BONTANG – Wali Kota Bontang, Neni Moerniaeni menyoroti tingkat kehadiran pegawai dalam rapat pembahasan Anggaran Pendapatan dan Belanja Daerah (APBD). Ia meminta seluruh Organisasi Perangkat Daerah (OPD), serius mengikuti pembahasan anggaran yang berkaitan langsung dengan program dan kegiatan masing-masing.
Hal itu disampaikan Neni, saat melihat masih adanya pegawai yang tidak hadir dalam rapat. Menurutnya, kehadiran pejabat maupun pegawai terkait sangat penting, agar mereka memahami pembahasan APBD di masing-masing OPD.
“Coba berdiri semua pegawainya.
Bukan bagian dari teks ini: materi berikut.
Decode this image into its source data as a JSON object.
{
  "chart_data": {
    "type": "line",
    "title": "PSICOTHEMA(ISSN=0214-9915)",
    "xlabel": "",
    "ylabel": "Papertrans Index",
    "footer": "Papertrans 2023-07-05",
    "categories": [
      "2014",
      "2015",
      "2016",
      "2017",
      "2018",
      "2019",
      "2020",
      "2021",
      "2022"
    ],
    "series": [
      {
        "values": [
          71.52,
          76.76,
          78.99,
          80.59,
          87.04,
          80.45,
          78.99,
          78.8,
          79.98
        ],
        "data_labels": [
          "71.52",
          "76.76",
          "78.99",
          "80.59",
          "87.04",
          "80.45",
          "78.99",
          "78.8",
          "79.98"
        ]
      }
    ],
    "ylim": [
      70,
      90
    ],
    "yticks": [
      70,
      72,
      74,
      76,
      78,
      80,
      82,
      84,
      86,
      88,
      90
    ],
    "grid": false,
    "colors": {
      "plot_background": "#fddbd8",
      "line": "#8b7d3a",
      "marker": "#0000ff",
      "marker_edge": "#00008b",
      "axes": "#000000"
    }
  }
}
Ini yang datang semua ada sebagian yang mewakili. Kita ini membahas APBD yang ada di masing-masing OPD juga. Bagaimana mau paham kalau tidak hadir,” kata Neni saat Rapat Paripurna berlangsung, Senin (7/9/2026).
Neni menegaskan, ketidakhadiran pegawai dalam agenda penting seperti pembahasan APBD perlu menjadi perhatian serius. Ia bahkan meminta Badan Kepegawaian dan Pengembangan Sumber Daya Manusia (BKPSDM), untuk mencatat pegawai yang tidak hadir beserta alasannya.
“Tolong BKPSDM catat yang tidak hadir, apa alasannya. TPP-nya kurangin saja itu,” tegasnya.
Menurut Neni, pemberian Tambahan Penghasilan Pegawai (TPP) harus sejalan dengan kedisiplinan dan kinerja aparatur. Karena itu, tingkat kehadiran dalam rapat maupun pelaksanaan tugas, menjadi salah satu hal yang perlu diperhatikan.
“Kita juga lihat kinerjanya. Kalau beberapa tidak hadir rapat, bagaimana kita harus komitmen,” ujarnya.
Selain pegawai di lingkungan OPD, Neni juga mempertanyakan kehadiran camat dan lurah. Ia meminta memastikan seluruh camat dan lurah mengikuti agenda tersebut, mengingat mereka juga memiliki peran penting dalam memahami kebijakan dan penganggaran pemerintah daerah.
“Camat, lurah bagaimana. Apa juga hadir semua. Lurah hanya 12 saja yang hadir, tiga kemana, kenapa tidak hadir? Camat juga semua diwakili?” tanyanya.
Neni menekankan pentingnya komitmen seluruh jajaran Pemerintah Kota (Pemkot) Bontang dalam mengikuti agenda pemerintahan, terutama pembahasan APBD yang berkaitan dengan pelaksanaan program dan pelayanan kepada masyarakat.
“Usahakan kalau rapat seperti ini harus hadir, kalau pun tidak hadir harus ada alasannya, kenapa,” pungkasnya.